Aquellas décadas violentas en todo el mundo han enseñado hasta la evidencia (aunque algunos se resistan a admitirlo aún hoy) que los imperativos de la urgencia, de la abnegación, del ya, del aquí y ahora, no son políticos sino religiosos. Y fundamentalistas. Como tales se sacian en un acto. Y luego del acto, nada.
Este recuerdo me ha hecho reflexionar acerca de la característica más notoria del peronismo que hoy resabia en las políticas populistas del radicalismo y de los autotitulados peronistas (residuales, puesto que aquel peronismo definido por John William Cooke como "el hecho maldito del país burgués" ya no existe). Me refiero a esa cuestión ambigua, indescifrablemente cristiana u oportunista en el presente cuando proviene de los gobernantes (no así de las experiencias autogestionarias de base, por lo demás escasísimas) de atender la urgencia y, en el mejor de los casos (suponiendo sus motivaciones), de paliar el dolor de los débiles y vulnerables.
Cuando proviene de los gobernantes eso hoy ni siquiera es bueno, aunque calme el hambre o mitigue el frío de los pobres, pues la historia no tiene que empezar de nuevo desde cero cada cuatro años y con cada nuevo aspirante al cetro. La educación en general y el conocimiento histórico imparcial deben despejar los mitos y los ideologismos circulares, recurrentes, como el implícito en esta cuestión, pues no puede ser que sigamos batiendo el parche por el presente negándonos a construir el futuro siendo que éste se construye sólo en y desde el presente.
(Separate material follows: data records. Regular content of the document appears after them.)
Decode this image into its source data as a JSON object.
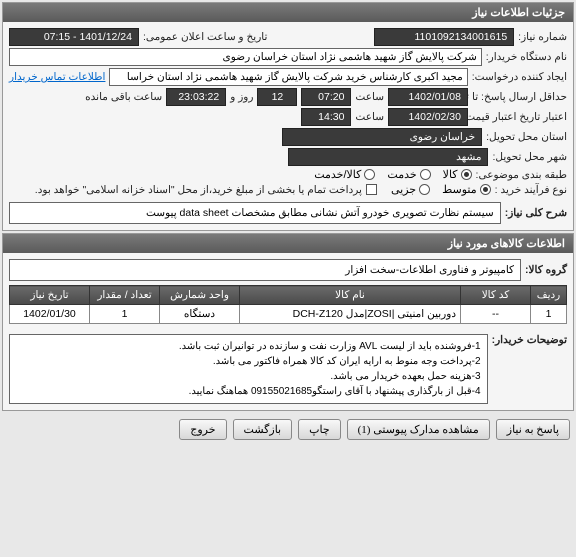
{
  "header": {
    "title": "جزئیات اطلاعات نیاز"
  },
  "fields": {
    "need_number_label": "شماره نیاز:",
    "need_number": "1101092134001615",
    "announce_label": "تاریخ و ساعت اعلان عمومی:",
    "announce_value": "1401/12/24 - 07:15",
    "buyer_org_label": "نام دستگاه خریدار:",
    "buyer_org": "شرکت پالایش گاز شهید هاشمی نژاد   استان خراسان رضوی",
    "creator_label": "ایجاد کننده درخواست:",
    "creator": "مجید اکبری کارشناس خرید شرکت پالایش گاز شهید هاشمی نژاد   استان خراسا",
    "contact_link": "اطلاعات تماس خریدار",
    "deadline_label": "حداقل ارسال پاسخ: تا تاریخ:",
    "deadline_date": "1402/01/08",
    "time_label": "ساعت",
    "deadline_time": "07:20",
    "day_and": "روز و",
    "remaining_days": "12",
    "remaining_time": "23:03:22",
    "remaining_suffix": "ساعت باقی مانده",
    "validity_label": "اعتبار تاریخ اعتبار قیمت: تا تاریخ:",
    "validity_date": "1402/02/30",
    "validity_time": "14:30",
    "delivery_province_label": "استان محل تحویل:",
    "delivery_province": "خراسان رضوی",
    "delivery_city_label": "شهر محل تحویل:",
    "delivery_city": "مشهد",
    "category_label": "طبقه بندی موضوعی:",
    "cat_goods": "کالا",
    "cat_service": "خدمت",
    "cat_both": "کالا/خدمت",
    "purchase_type_label": "نوع فرآیند خرید :",
    "pt_medium": "متوسط",
    "pt_small": "جزیی",
    "payment_note": "پرداخت تمام یا بخشی از مبلغ خرید،از محل \"اسناد خزانه اسلامی\" خواهد بود."
  },
  "description": {
    "header_label": "شرح کلی نیاز:",
    "text": "سیستم نظارت تصویری خودرو آتش نشانی مطابق مشخصات data sheet پیوست"
  },
  "goods": {
    "section_title": "اطلاعات کالاهای مورد نیاز",
    "group_label": "گروه کالا:",
    "group_value": "کامپیوتر و فناوری اطلاعات-سخت افزار",
    "columns": {
      "row": "ردیف",
      "code": "کد کالا",
      "name": "نام کالا",
      "unit": "واحد شمارش",
      "qty": "تعداد / مقدار",
      "date": "تاریخ نیاز"
    },
    "rows": [
      {
        "row": "1",
        "code": "--",
        "name": "دوربین امنیتی |ZOSI|مدل DCH-Z120",
        "unit": "دستگاه",
        "qty": "1",
        "date": "1402/01/30"
      }
    ]
  },
  "buyer_notes": {
    "label": "توضیحات خریدار:",
    "line1": "1-فروشنده باید از لیست AVL وزارت نفت و سازنده در توانیران ثبت باشد.",
    "line2": "2-پرداخت وجه منوط به ارایه ایران کد کالا همراه فاکتور می باشد.",
    "line3": "3-هزینه حمل بعهده خریدار می باشد.",
    "line4": "4-قبل از بارگذاری پیشنهاد با آقای راستگو09155021685 هماهنگ نمایید."
  },
  "buttons": {
    "respond": "پاسخ به نیاز",
    "attachments": "مشاهده مدارک پیوستی (1)",
    "print": "چاپ",
    "back": "بازگشت",
    "exit": "خروج"
  }
}
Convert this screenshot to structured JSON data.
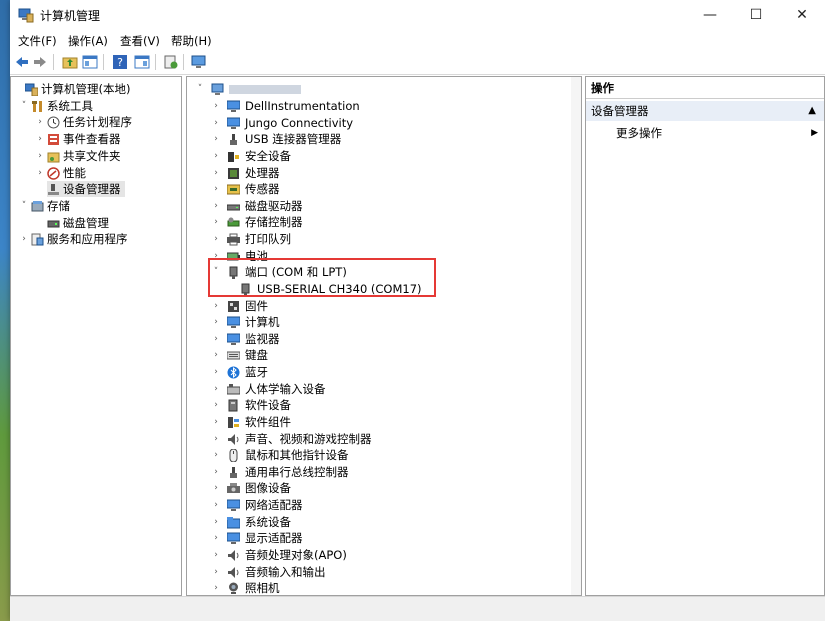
{
  "window": {
    "title": "计算机管理",
    "controls": [
      "—",
      "☐",
      "✕"
    ]
  },
  "menu": [
    "文件(F)",
    "操作(A)",
    "查看(V)",
    "帮助(H)"
  ],
  "left_tree": [
    {
      "label": "计算机管理(本地)",
      "level": 0,
      "arrow": "",
      "icon": "computer-mgmt-icon"
    },
    {
      "label": "系统工具",
      "level": 1,
      "arrow": "˅",
      "icon": "tools-icon"
    },
    {
      "label": "任务计划程序",
      "level": 2,
      "arrow": "›",
      "icon": "clock-icon"
    },
    {
      "label": "事件查看器",
      "level": 2,
      "arrow": "›",
      "icon": "event-viewer-icon"
    },
    {
      "label": "共享文件夹",
      "level": 2,
      "arrow": "›",
      "icon": "shared-folder-icon"
    },
    {
      "label": "性能",
      "level": 2,
      "arrow": "›",
      "icon": "performance-icon"
    },
    {
      "label": "设备管理器",
      "level": 2,
      "arrow": "",
      "icon": "device-manager-icon",
      "selected": true
    },
    {
      "label": "存储",
      "level": 1,
      "arrow": "˅",
      "icon": "storage-icon"
    },
    {
      "label": "磁盘管理",
      "level": 2,
      "arrow": "",
      "icon": "disk-mgmt-icon"
    },
    {
      "label": "服务和应用程序",
      "level": 1,
      "arrow": "›",
      "icon": "services-icon"
    }
  ],
  "device_tree": [
    {
      "label": "DellInstrumentation",
      "icon": "monitor-icon"
    },
    {
      "label": "Jungo Connectivity",
      "icon": "monitor-icon"
    },
    {
      "label": "USB 连接器管理器",
      "icon": "usb-icon"
    },
    {
      "label": "安全设备",
      "icon": "security-icon"
    },
    {
      "label": "处理器",
      "icon": "cpu-icon"
    },
    {
      "label": "传感器",
      "icon": "sensor-icon"
    },
    {
      "label": "磁盘驱动器",
      "icon": "disk-icon"
    },
    {
      "label": "存储控制器",
      "icon": "storage-controller-icon"
    },
    {
      "label": "打印队列",
      "icon": "printer-icon"
    },
    {
      "label": "电池",
      "icon": "battery-icon"
    },
    {
      "label": "端口 (COM 和 LPT)",
      "icon": "port-icon",
      "expanded": true
    },
    {
      "label": "USB-SERIAL CH340 (COM17)",
      "icon": "port-icon",
      "child": true
    },
    {
      "label": "固件",
      "icon": "firmware-icon"
    },
    {
      "label": "计算机",
      "icon": "monitor-icon"
    },
    {
      "label": "监视器",
      "icon": "monitor-icon"
    },
    {
      "label": "键盘",
      "icon": "keyboard-icon"
    },
    {
      "label": "蓝牙",
      "icon": "bluetooth-icon"
    },
    {
      "label": "人体学输入设备",
      "icon": "hid-icon"
    },
    {
      "label": "软件设备",
      "icon": "software-device-icon"
    },
    {
      "label": "软件组件",
      "icon": "software-component-icon"
    },
    {
      "label": "声音、视频和游戏控制器",
      "icon": "speaker-icon"
    },
    {
      "label": "鼠标和其他指针设备",
      "icon": "mouse-icon"
    },
    {
      "label": "通用串行总线控制器",
      "icon": "usb-icon"
    },
    {
      "label": "图像设备",
      "icon": "camera-icon"
    },
    {
      "label": "网络适配器",
      "icon": "monitor-icon"
    },
    {
      "label": "系统设备",
      "icon": "folder-icon"
    },
    {
      "label": "显示适配器",
      "icon": "monitor-icon"
    },
    {
      "label": "音频处理对象(APO)",
      "icon": "speaker-icon"
    },
    {
      "label": "音频输入和输出",
      "icon": "speaker-icon"
    },
    {
      "label": "照相机",
      "icon": "webcam-icon"
    }
  ],
  "actions": {
    "header": "操作",
    "section": "设备管理器",
    "section_arrow": "▲",
    "item": "更多操作",
    "item_arrow": "▶"
  }
}
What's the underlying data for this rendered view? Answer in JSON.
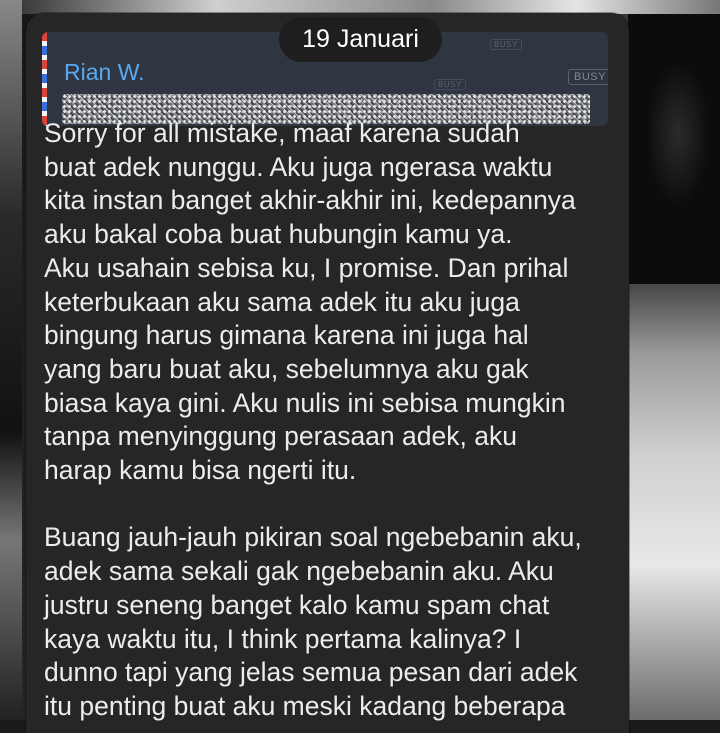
{
  "date_pill": "19 Januari",
  "reply": {
    "sender_name": "Rian W.",
    "tag": "BUSY"
  },
  "message": {
    "lines": [
      "Sorry for all mistake, maaf karena sudah",
      "buat adek nunggu. Aku juga ngerasa waktu",
      "kita instan banget akhir-akhir ini, kedepannya",
      "aku bakal coba buat hubungin kamu ya.",
      "Aku usahain sebisa ku, I promise. Dan prihal",
      "keterbukaan aku sama adek itu aku juga",
      "bingung harus gimana karena ini juga hal",
      "yang baru buat aku, sebelumnya aku gak",
      "biasa kaya gini. Aku nulis ini sebisa mungkin",
      "tanpa menyinggung perasaan adek, aku",
      "harap kamu bisa ngerti itu.",
      "",
      "Buang jauh-jauh pikiran soal ngebebanin aku,",
      "adek sama sekali gak ngebebanin aku. Aku",
      "justru seneng banget kalo kamu spam chat",
      "kaya waktu itu, I think pertama kalinya? I",
      "dunno tapi yang jelas semua pesan dari adek",
      "itu penting buat aku meski kadang beberapa"
    ]
  },
  "colors": {
    "bubble": "#262626",
    "reply_block": "#2f3642",
    "sender_name": "#5aa8f0",
    "text": "#ececec"
  }
}
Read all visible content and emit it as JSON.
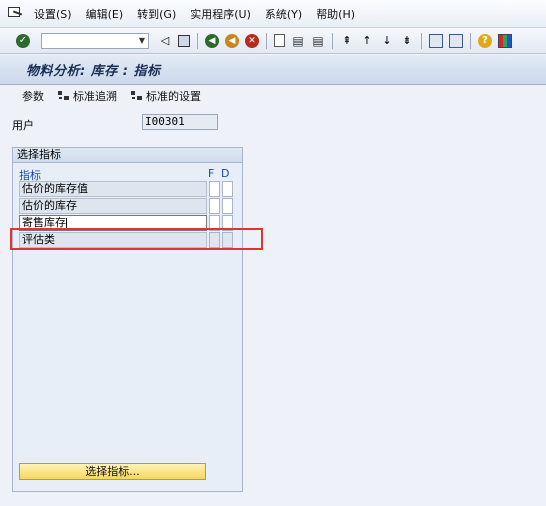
{
  "menu": {
    "items": [
      "设置(S)",
      "编辑(E)",
      "转到(G)",
      "实用程序(U)",
      "系统(Y)",
      "帮助(H)"
    ]
  },
  "toolbar": {
    "command_field_value": "",
    "icons": [
      "enter-check",
      "back",
      "save",
      "back-green",
      "exit",
      "cancel",
      "print",
      "find",
      "find-next",
      "first-page",
      "previous-page",
      "next-page",
      "last-page",
      "new-session",
      "shortcut",
      "help",
      "customize-layout"
    ]
  },
  "title": "物料分析: 库存 : 指标",
  "app_toolbar": {
    "params_label": "参数",
    "standard_drilldown_label": "标准追溯",
    "standard_settings_label": "标准的设置"
  },
  "user": {
    "label": "用户",
    "value": "I00301"
  },
  "indicators": {
    "group_title": "选择指标",
    "col_name": "指标",
    "col_f": "F",
    "col_d": "D",
    "rows": [
      {
        "name": "估价的库存值"
      },
      {
        "name": "估价的库存"
      },
      {
        "name": "寄售库存"
      },
      {
        "name": "评估类"
      }
    ],
    "select_button": "选择指标..."
  },
  "colors": {
    "highlight": "#e0342d",
    "button_yellow": "#f4d75a",
    "title_text": "#1b2f55",
    "header_blue": "#1b46a8"
  }
}
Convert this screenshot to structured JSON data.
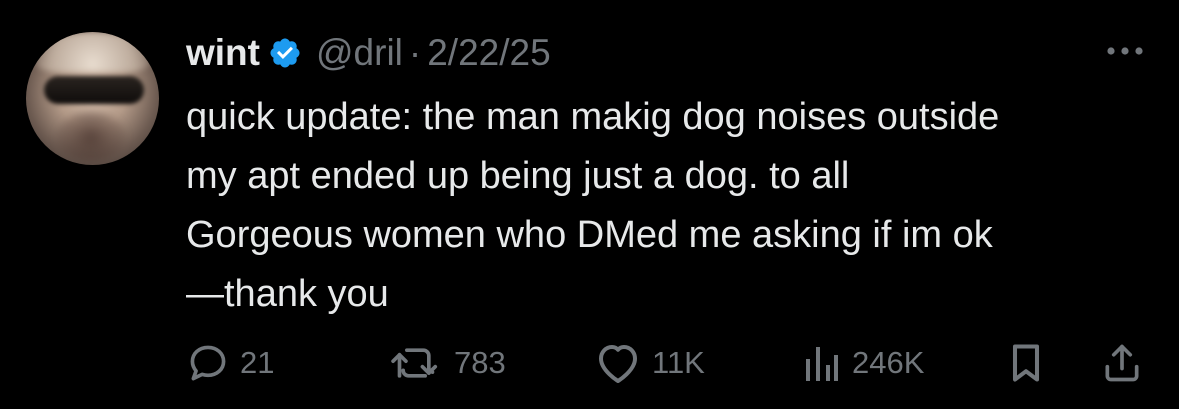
{
  "author": {
    "name": "wint",
    "handle": "@dril",
    "separator": "·",
    "date": "2/22/25",
    "verified": true,
    "verified_color": "#1d9bf0"
  },
  "tweet": {
    "lines": [
      "quick update: the man makig dog noises outside",
      "my apt ended up being just a dog. to all",
      "Gorgeous women who DMed me asking if im ok",
      "—thank you"
    ]
  },
  "actions": {
    "replies": "21",
    "retweets": "783",
    "likes": "11K",
    "views": "246K"
  },
  "icons": {
    "more": "more-options-icon",
    "reply": "reply-icon",
    "retweet": "retweet-icon",
    "like": "heart-icon",
    "views": "views-chart-icon",
    "bookmark": "bookmark-icon",
    "share": "share-icon"
  },
  "colors": {
    "background": "#000000",
    "text": "#e7e9ea",
    "muted": "#71767b",
    "accent": "#1d9bf0"
  }
}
No se puede superar un presente negativo si nos mantenemos constantemente en la "lógica de la emergencia", solucionada con otra emergencia y luego con otra y con otra, inclusive acudiendo a forzar las leyes si es preciso, pero siempre alardeando con mensajes utopistas para captar nuevos prosélitos para una actividad política devaluada hasta la mínima expresión.
Por cierto, el estudiante que pronunció esa frase tenía toda la razón del mundo. Como dijera Francis Bacon, "la verdad es hija del tiempo, no de la autoridad" (ni siquiera de la del Tribunal de la Razón). Por lo menos en lo que se refiere a Argentina.